The Cancer Genome Atlas

TCGA is a comprehensive program in cancer genomics that is jointly supported and managed by the National Cancer Institute and the National Human Genome Research Institute of the US National Institutes of Health. TCGA began in 2006 as a pilot focused on three projects, glioblastoma multiforme (GBM), serous cystadenocarcinoma of the ovary, and lung squamous carcinoma, and has recently expanded to produce comprehensive genomic data sets for at least ten other cancers in the next two years. Given TCGA’s contributions in launching the ICGC and cooperation to ensure that its policies (posted at http://cancergenome.nih.gov) are coordinated with those of the ICGC, TCGA’s participation in the ICGC is considered to be equivalent to that of a full member. TCGA, however, is not able to join the ICGC formally at this time, because of technical and legal issues in the US related to the mechanisms of the distribution of controlled-access data, although such data are directly available to investigators at http://cancergenome.nih.gov/dataportal. The National Institutes of Health (NIH) policies relating to distribution of controlled-access data sets are being reviewed with the intent of enabling researchers to integrate and analyse across databases, for example, using the franchise model adopted by the ICGC. Meanwhile, TCGA is ensuring that projects are coordinated and data sets are compatible with those of the consortium.

ICGC in the next decade

A large proportion of common cancers affecting patients around the world have been or will soon be selected for comprehensive cancer genome studies. Further efforts will be needed to leverage support and expertise to tackle the remaining tumour types, including rare cancers. The challenges of the ICGC are daunting owing to the scope of the initiative, the complexity that is inherent to the heterogeneity of cancer, and the limitations of current technologies to provide accurate long-range assemblies of highly rearranged chromosomes found in tumour cells. These challenges underscore the importance of continued international coordination and further engagement of the scientific community in the next decade.

Moving towards clinical applications

ICGC catalogues, which are expected to grow exponentially, will have immediate relevance in the cancer research community. Early insight into the biology of somatic mutations will come from functional studies in cell-based and animal models of tumours. Mutation screens in retrospective tumour banks linked to registries or clinical trials having significant clinical data will inform on the potential clinical utility of somatic mutations as biomarkers for prognosis or drug-response. Germline variants identified by ICGC projects may allow the discovery of genes predisposing to familial malignancies, such as PALB2 and pancreatic cancer12,34. High throughput screens of RNA interference or small molecule libraries, and the adaptation of existing model systems, will have a major role in refining potential therapeutic candidates for further study35.
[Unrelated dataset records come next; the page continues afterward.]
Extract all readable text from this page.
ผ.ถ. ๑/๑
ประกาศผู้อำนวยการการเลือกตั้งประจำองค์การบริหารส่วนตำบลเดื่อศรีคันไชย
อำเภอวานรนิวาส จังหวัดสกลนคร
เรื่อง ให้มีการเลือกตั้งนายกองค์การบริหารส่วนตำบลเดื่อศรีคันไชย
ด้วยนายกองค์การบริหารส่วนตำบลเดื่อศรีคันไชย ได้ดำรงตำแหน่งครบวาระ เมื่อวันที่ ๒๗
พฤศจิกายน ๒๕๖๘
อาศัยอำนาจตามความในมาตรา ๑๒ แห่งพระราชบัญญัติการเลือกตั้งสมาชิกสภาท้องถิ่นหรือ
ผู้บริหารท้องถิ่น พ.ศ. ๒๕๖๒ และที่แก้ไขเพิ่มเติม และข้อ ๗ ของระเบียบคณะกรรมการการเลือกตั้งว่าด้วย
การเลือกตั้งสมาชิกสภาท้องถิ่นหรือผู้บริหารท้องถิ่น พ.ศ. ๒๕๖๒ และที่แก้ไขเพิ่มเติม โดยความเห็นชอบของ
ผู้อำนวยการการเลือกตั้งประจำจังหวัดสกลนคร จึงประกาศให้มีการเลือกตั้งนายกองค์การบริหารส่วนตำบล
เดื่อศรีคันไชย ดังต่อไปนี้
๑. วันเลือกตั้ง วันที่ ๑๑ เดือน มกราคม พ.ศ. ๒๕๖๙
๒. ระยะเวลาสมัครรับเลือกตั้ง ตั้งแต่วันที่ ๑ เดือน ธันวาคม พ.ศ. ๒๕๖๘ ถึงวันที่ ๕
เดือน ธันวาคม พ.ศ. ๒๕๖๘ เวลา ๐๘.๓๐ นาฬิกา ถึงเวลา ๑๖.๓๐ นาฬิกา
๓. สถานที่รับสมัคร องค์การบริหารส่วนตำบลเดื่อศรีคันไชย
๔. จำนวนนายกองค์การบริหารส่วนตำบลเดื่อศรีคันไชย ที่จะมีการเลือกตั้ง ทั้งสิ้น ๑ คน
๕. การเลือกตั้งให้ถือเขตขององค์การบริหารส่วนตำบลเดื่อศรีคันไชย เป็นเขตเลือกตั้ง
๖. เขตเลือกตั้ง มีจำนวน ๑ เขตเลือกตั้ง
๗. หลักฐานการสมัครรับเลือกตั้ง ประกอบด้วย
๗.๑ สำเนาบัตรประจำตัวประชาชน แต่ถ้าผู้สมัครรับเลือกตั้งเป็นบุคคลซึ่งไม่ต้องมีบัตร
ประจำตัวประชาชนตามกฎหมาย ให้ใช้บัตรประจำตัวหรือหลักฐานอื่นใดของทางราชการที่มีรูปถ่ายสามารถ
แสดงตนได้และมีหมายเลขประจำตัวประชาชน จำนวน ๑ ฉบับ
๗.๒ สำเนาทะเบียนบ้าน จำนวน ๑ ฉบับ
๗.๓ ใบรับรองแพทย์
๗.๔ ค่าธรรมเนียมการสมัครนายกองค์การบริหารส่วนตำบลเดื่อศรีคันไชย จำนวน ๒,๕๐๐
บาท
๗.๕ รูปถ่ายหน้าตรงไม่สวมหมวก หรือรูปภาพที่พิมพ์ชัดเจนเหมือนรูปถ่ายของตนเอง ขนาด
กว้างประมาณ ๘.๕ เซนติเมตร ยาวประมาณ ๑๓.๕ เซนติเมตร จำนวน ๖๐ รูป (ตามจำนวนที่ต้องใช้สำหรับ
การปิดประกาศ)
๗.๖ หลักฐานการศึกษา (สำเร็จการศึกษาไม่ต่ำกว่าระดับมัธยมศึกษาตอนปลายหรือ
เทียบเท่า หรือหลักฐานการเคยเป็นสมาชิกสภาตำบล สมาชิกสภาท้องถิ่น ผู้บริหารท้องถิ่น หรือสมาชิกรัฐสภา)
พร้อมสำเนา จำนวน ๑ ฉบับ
Translating these discoveries into clinical practice will require more sophisticated clinical trials that take into account the increases in phenotypic subdivisions, further coordination to identify subjects having tumours with similar profiles, and increased use of biomarkers, genomic analyses, informatics and other technologies in the clinical development of new therapeutics. Given the tremendous potential for relatively low-cost genomic sequencing to reveal clinically useful information, we anticipate that in the not so distant future, partial or full cancer genomes will routinely be sequenced as part of the clinical evaluation of cancer patients and as part of their continuing clinical management. The successful and appropriate translation of cancer genome research into clinical practice will raise important social and ethical questions. It will be essential to combine the expertise of oncologists, biostatisticians, pathologists, geneticists, policy-makers and members of the biopharmaceutical industry to meet this challenge by developing new policies and clinical models that enable rapid translation of many new biomarkers and cancer targets into new clinical tests and therapeutic interventions that will benefit cancer patients.